The VoxSigma software suite provides large vocabulary speech recognition
capabilities in multiple languages, as well as audio segmentation and
partitioning, speaker identification and language recognition. The
speech-to-text software suite has been designed for professional users needing
to transcribe large quantities of audio and video documents such as broadcast
data, either in batch mode or in real-time. Versions specifically target the
transcription of conversational telephone speech and call-center data.
VoxSigma™ Software Suite
The Vocapia Research VoxSigma software
suite for Linux offers state of the art performance for broadcast data and
conversational data in many languages.
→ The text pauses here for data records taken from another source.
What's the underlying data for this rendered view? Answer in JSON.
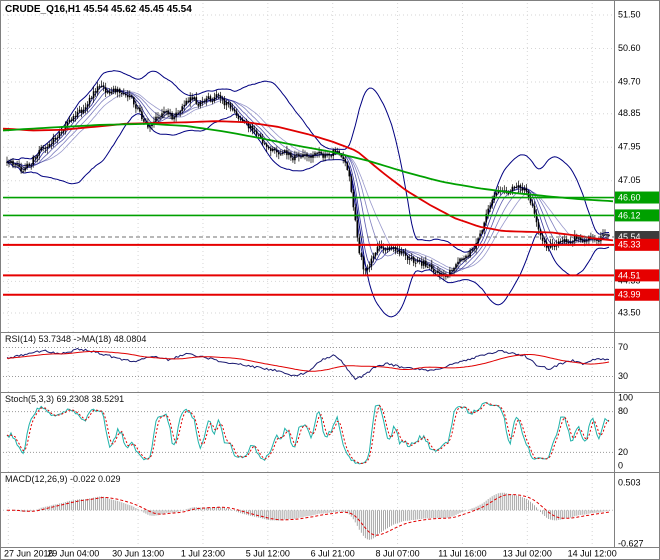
{
  "header": {
    "text": "CRUDE_Q16,H1 45.54 45.62 45.45 45.54",
    "symbol": "CRUDE_Q16",
    "timeframe": "H1",
    "open": "45.54",
    "high": "45.62",
    "low": "45.45",
    "close": "45.54"
  },
  "panes": {
    "rsi_label": "RSI(14) 53.7348 ->MA(18) 48.0804",
    "stoch_label": "Stoch(5,3,3) 69.2308 38.5291",
    "macd_label": "MACD(12,26,9) -0.022 0.029"
  },
  "colors": {
    "grid": "#D6D6D6",
    "candle": "#000000",
    "band": "#000080",
    "ma_red": "#E00000",
    "ma_green": "#00A000",
    "rsi": "#191970",
    "rsi_ma": "#E00000",
    "stoch_k": "#20B2AA",
    "stoch_d": "#E00000",
    "macd_hist": "#A8A8A8",
    "macd_signal": "#E00000",
    "separator": "#808080",
    "axis_text": "#000000"
  },
  "price_axis": {
    "ticks": [
      {
        "label": "51.50",
        "value": 51.5
      },
      {
        "label": "50.60",
        "value": 50.6
      },
      {
        "label": "49.70",
        "value": 49.7
      },
      {
        "label": "48.85",
        "value": 48.85
      },
      {
        "label": "47.95",
        "value": 47.95
      },
      {
        "label": "47.05",
        "value": 47.05
      },
      {
        "label": "44.35",
        "value": 44.35
      },
      {
        "label": "43.50",
        "value": 43.5
      }
    ],
    "badges": [
      {
        "label": "46.60",
        "value": 46.6,
        "bg": "#00A000"
      },
      {
        "label": "46.12",
        "value": 46.12,
        "bg": "#00A000"
      },
      {
        "label": "45.54",
        "value": 45.54,
        "bg": "#3C3C3C"
      },
      {
        "label": "45.33",
        "value": 45.33,
        "bg": "#E60000"
      },
      {
        "label": "44.51",
        "value": 44.51,
        "bg": "#E60000"
      },
      {
        "label": "43.99",
        "value": 43.99,
        "bg": "#E60000"
      }
    ]
  },
  "time_axis": {
    "labels": [
      "27 Jun 2016",
      "29 Jun 04:00",
      "30 Jun 13:00",
      "1 Jul 23:00",
      "5 Jul 12:00",
      "6 Jul 21:00",
      "8 Jul 07:00",
      "11 Jul 16:00",
      "13 Jul 02:00",
      "14 Jul 12:00"
    ],
    "positions": [
      0.012,
      0.118,
      0.224,
      0.33,
      0.436,
      0.542,
      0.648,
      0.754,
      0.86,
      0.966
    ]
  },
  "chart_data": [
    {
      "type": "candlestick",
      "symbol": "CRUDE_Q16",
      "timeframe": "H1",
      "current_bar": {
        "open": 45.54,
        "high": 45.62,
        "low": 45.45,
        "close": 45.54
      },
      "y_range": [
        42.99,
        51.82
      ],
      "close_path": [
        [
          0,
          47.6
        ],
        [
          0.012,
          47.5
        ],
        [
          0.025,
          47.3
        ],
        [
          0.04,
          47.55
        ],
        [
          0.055,
          47.85
        ],
        [
          0.07,
          48.05
        ],
        [
          0.085,
          48.25
        ],
        [
          0.1,
          48.55
        ],
        [
          0.115,
          48.8
        ],
        [
          0.13,
          49.05
        ],
        [
          0.145,
          49.4
        ],
        [
          0.155,
          49.65
        ],
        [
          0.165,
          49.35
        ],
        [
          0.178,
          49.5
        ],
        [
          0.19,
          49.4
        ],
        [
          0.205,
          49.3
        ],
        [
          0.222,
          48.8
        ],
        [
          0.235,
          48.45
        ],
        [
          0.25,
          48.75
        ],
        [
          0.263,
          49.0
        ],
        [
          0.275,
          48.7
        ],
        [
          0.29,
          48.95
        ],
        [
          0.305,
          49.3
        ],
        [
          0.32,
          49.1
        ],
        [
          0.335,
          49.25
        ],
        [
          0.35,
          49.3
        ],
        [
          0.365,
          49.1
        ],
        [
          0.378,
          48.9
        ],
        [
          0.393,
          48.65
        ],
        [
          0.408,
          48.4
        ],
        [
          0.423,
          48.1
        ],
        [
          0.438,
          47.9
        ],
        [
          0.452,
          47.7
        ],
        [
          0.463,
          47.85
        ],
        [
          0.475,
          47.65
        ],
        [
          0.488,
          47.75
        ],
        [
          0.5,
          47.7
        ],
        [
          0.515,
          47.8
        ],
        [
          0.53,
          47.72
        ],
        [
          0.543,
          47.82
        ],
        [
          0.553,
          47.75
        ],
        [
          0.562,
          47.55
        ],
        [
          0.57,
          47.0
        ],
        [
          0.578,
          46.1
        ],
        [
          0.585,
          45.2
        ],
        [
          0.592,
          44.72
        ],
        [
          0.6,
          44.62
        ],
        [
          0.608,
          45.05
        ],
        [
          0.617,
          45.28
        ],
        [
          0.627,
          45.18
        ],
        [
          0.64,
          45.32
        ],
        [
          0.653,
          45.12
        ],
        [
          0.667,
          44.98
        ],
        [
          0.68,
          44.9
        ],
        [
          0.694,
          44.82
        ],
        [
          0.707,
          44.7
        ],
        [
          0.72,
          44.58
        ],
        [
          0.733,
          44.5
        ],
        [
          0.744,
          44.8
        ],
        [
          0.756,
          44.98
        ],
        [
          0.768,
          45.08
        ],
        [
          0.78,
          45.35
        ],
        [
          0.79,
          45.8
        ],
        [
          0.798,
          46.25
        ],
        [
          0.807,
          46.55
        ],
        [
          0.817,
          46.82
        ],
        [
          0.828,
          46.72
        ],
        [
          0.838,
          46.88
        ],
        [
          0.849,
          46.93
        ],
        [
          0.859,
          46.83
        ],
        [
          0.869,
          46.55
        ],
        [
          0.879,
          46.0
        ],
        [
          0.887,
          45.55
        ],
        [
          0.897,
          45.32
        ],
        [
          0.908,
          45.28
        ],
        [
          0.92,
          45.48
        ],
        [
          0.932,
          45.38
        ],
        [
          0.944,
          45.55
        ],
        [
          0.956,
          45.42
        ],
        [
          0.968,
          45.56
        ],
        [
          0.98,
          45.45
        ],
        [
          0.99,
          45.55
        ],
        [
          1,
          45.54
        ]
      ],
      "ma_red_path": [
        [
          0,
          48.45
        ],
        [
          0.05,
          48.4
        ],
        [
          0.1,
          48.42
        ],
        [
          0.15,
          48.5
        ],
        [
          0.2,
          48.58
        ],
        [
          0.25,
          48.6
        ],
        [
          0.3,
          48.62
        ],
        [
          0.35,
          48.65
        ],
        [
          0.4,
          48.62
        ],
        [
          0.45,
          48.5
        ],
        [
          0.5,
          48.3
        ],
        [
          0.54,
          48.1
        ],
        [
          0.58,
          47.85
        ],
        [
          0.62,
          47.3
        ],
        [
          0.66,
          46.8
        ],
        [
          0.7,
          46.4
        ],
        [
          0.74,
          46.05
        ],
        [
          0.78,
          45.82
        ],
        [
          0.82,
          45.7
        ],
        [
          0.86,
          45.68
        ],
        [
          0.9,
          45.66
        ],
        [
          0.94,
          45.58
        ],
        [
          0.97,
          45.5
        ],
        [
          1,
          45.45
        ]
      ],
      "ma_green_path": [
        [
          0,
          48.4
        ],
        [
          0.08,
          48.48
        ],
        [
          0.16,
          48.55
        ],
        [
          0.24,
          48.58
        ],
        [
          0.3,
          48.52
        ],
        [
          0.36,
          48.38
        ],
        [
          0.42,
          48.2
        ],
        [
          0.48,
          48.0
        ],
        [
          0.54,
          47.82
        ],
        [
          0.6,
          47.58
        ],
        [
          0.66,
          47.28
        ],
        [
          0.72,
          47.02
        ],
        [
          0.78,
          46.85
        ],
        [
          0.84,
          46.72
        ],
        [
          0.9,
          46.62
        ],
        [
          0.95,
          46.55
        ],
        [
          1,
          46.5
        ]
      ],
      "band": {
        "window": 30,
        "deviation": 2.2,
        "color": "#000080"
      },
      "levels": [
        {
          "value": 46.6,
          "color": "#00A000",
          "style": "solid",
          "width": 1.6
        },
        {
          "value": 46.12,
          "color": "#00A000",
          "style": "solid",
          "width": 1.6
        },
        {
          "value": 45.54,
          "color": "#707070",
          "style": "dashed",
          "width": 1
        },
        {
          "value": 45.33,
          "color": "#E60000",
          "style": "solid",
          "width": 2
        },
        {
          "value": 44.51,
          "color": "#E60000",
          "style": "solid",
          "width": 2
        },
        {
          "value": 43.99,
          "color": "#E60000",
          "style": "solid",
          "width": 2
        }
      ]
    },
    {
      "type": "line",
      "indicator": "RSI",
      "period": 14,
      "value": 53.7348,
      "ma_period": 18,
      "ma_value": 48.0804,
      "y_range": [
        10,
        90
      ],
      "levels": [
        70,
        30
      ],
      "axis_ticks": [
        70,
        30
      ],
      "path": [
        [
          0,
          55
        ],
        [
          0.03,
          60
        ],
        [
          0.06,
          66
        ],
        [
          0.09,
          61
        ],
        [
          0.12,
          68
        ],
        [
          0.15,
          63
        ],
        [
          0.18,
          56
        ],
        [
          0.21,
          50
        ],
        [
          0.24,
          58
        ],
        [
          0.27,
          53
        ],
        [
          0.3,
          62
        ],
        [
          0.33,
          56
        ],
        [
          0.36,
          50
        ],
        [
          0.39,
          46
        ],
        [
          0.42,
          42
        ],
        [
          0.45,
          38
        ],
        [
          0.475,
          31
        ],
        [
          0.5,
          36
        ],
        [
          0.52,
          52
        ],
        [
          0.545,
          60
        ],
        [
          0.56,
          47
        ],
        [
          0.578,
          26
        ],
        [
          0.592,
          31
        ],
        [
          0.61,
          42
        ],
        [
          0.63,
          48
        ],
        [
          0.65,
          44
        ],
        [
          0.67,
          42
        ],
        [
          0.69,
          40
        ],
        [
          0.71,
          38
        ],
        [
          0.73,
          44
        ],
        [
          0.755,
          51
        ],
        [
          0.78,
          57
        ],
        [
          0.8,
          61
        ],
        [
          0.82,
          65
        ],
        [
          0.84,
          62
        ],
        [
          0.86,
          59
        ],
        [
          0.88,
          46
        ],
        [
          0.9,
          40
        ],
        [
          0.92,
          48
        ],
        [
          0.94,
          52
        ],
        [
          0.96,
          47
        ],
        [
          0.98,
          55
        ],
        [
          1,
          53.7
        ]
      ]
    },
    {
      "type": "line",
      "indicator": "Stochastic",
      "k_period": 5,
      "d_period": 3,
      "slowing": 3,
      "k_value": 69.2308,
      "d_value": 38.5291,
      "y_range": [
        0,
        100
      ],
      "levels": [
        80,
        20
      ],
      "axis_ticks": [
        100,
        80,
        20,
        0
      ]
    },
    {
      "type": "macd",
      "fast": 12,
      "slow": 26,
      "signal": 9,
      "macd_value": -0.022,
      "signal_value": 0.029,
      "axis_ticks": [
        0.503,
        -0.627
      ]
    }
  ]
}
The VoxSigma API includes Unix/Linux commands, C and
C++ libraries, REST API, import and export in XML format. The VoxSigma software
is available both via licensing and via our web service.
[Voxsigma request form]
Speech Transcription
Substantial advances in speech recognition technology have been
achieved over the last decade. This core technology, available in
multiple languages, serves as the basis for a range of applications
such as voice-interactive database access, as well as more demanding
tasks such as the transcription of broadcast data. Vocapia Research
has speech-to-text systems with
vocabulary sizes up to 300K words for many languages including
Arabic, Cantonese, Czech, Dutch,
English, Finnish, French, German,
Greek, Hebrew, Hindi, Hungarian, Italian, Latvian, Lithuanian,
Mandarin, Pashto, Persian, Polish, Portuguese, Romanian, Russian,
Spanish, Swahili, Swedish, Turkish and Urdu.
Audio Indexing
Large vocabulary continuous speech recognition is a key technology
that can be used to enable content-based information access in audio
and video documents. Most of the linguistic information is encoded in
the audio channel of audiovisual data, which once transcribed can be
accessed using text-based tools. Via language identification, speech
recognition, and speaker recognition, spoken document retrieval can
support random access using specific criteria to relevant portions of
audio documents, reducing the time needed to identify recordings in
large multimedia databases. Some applications are data mining,
news-on-demand, and media monitoring.
Speech-Text Alignment
Speech-Text Alignment is the process of synchronizing a speech signal with a
speech transcript or closely related text, providing time codes for words and
sentences. The alignment process assigns timecodes to each word and each
punctuation mark in the audio transcript and provides confidence scores to
identify areas where the alignment may not be perfect in particular when the
provided transcript differs from what has really been said. There are many uses
of this technology, including audio books, language learning, and video
subtitling.
Spoken language identification
Spoken language identification is the process recognizing the language
spoken in an audio document (broadcast audio, podcast, telephone). The
standard VoxSigma language identification component can recognize one
of 40 languages.
|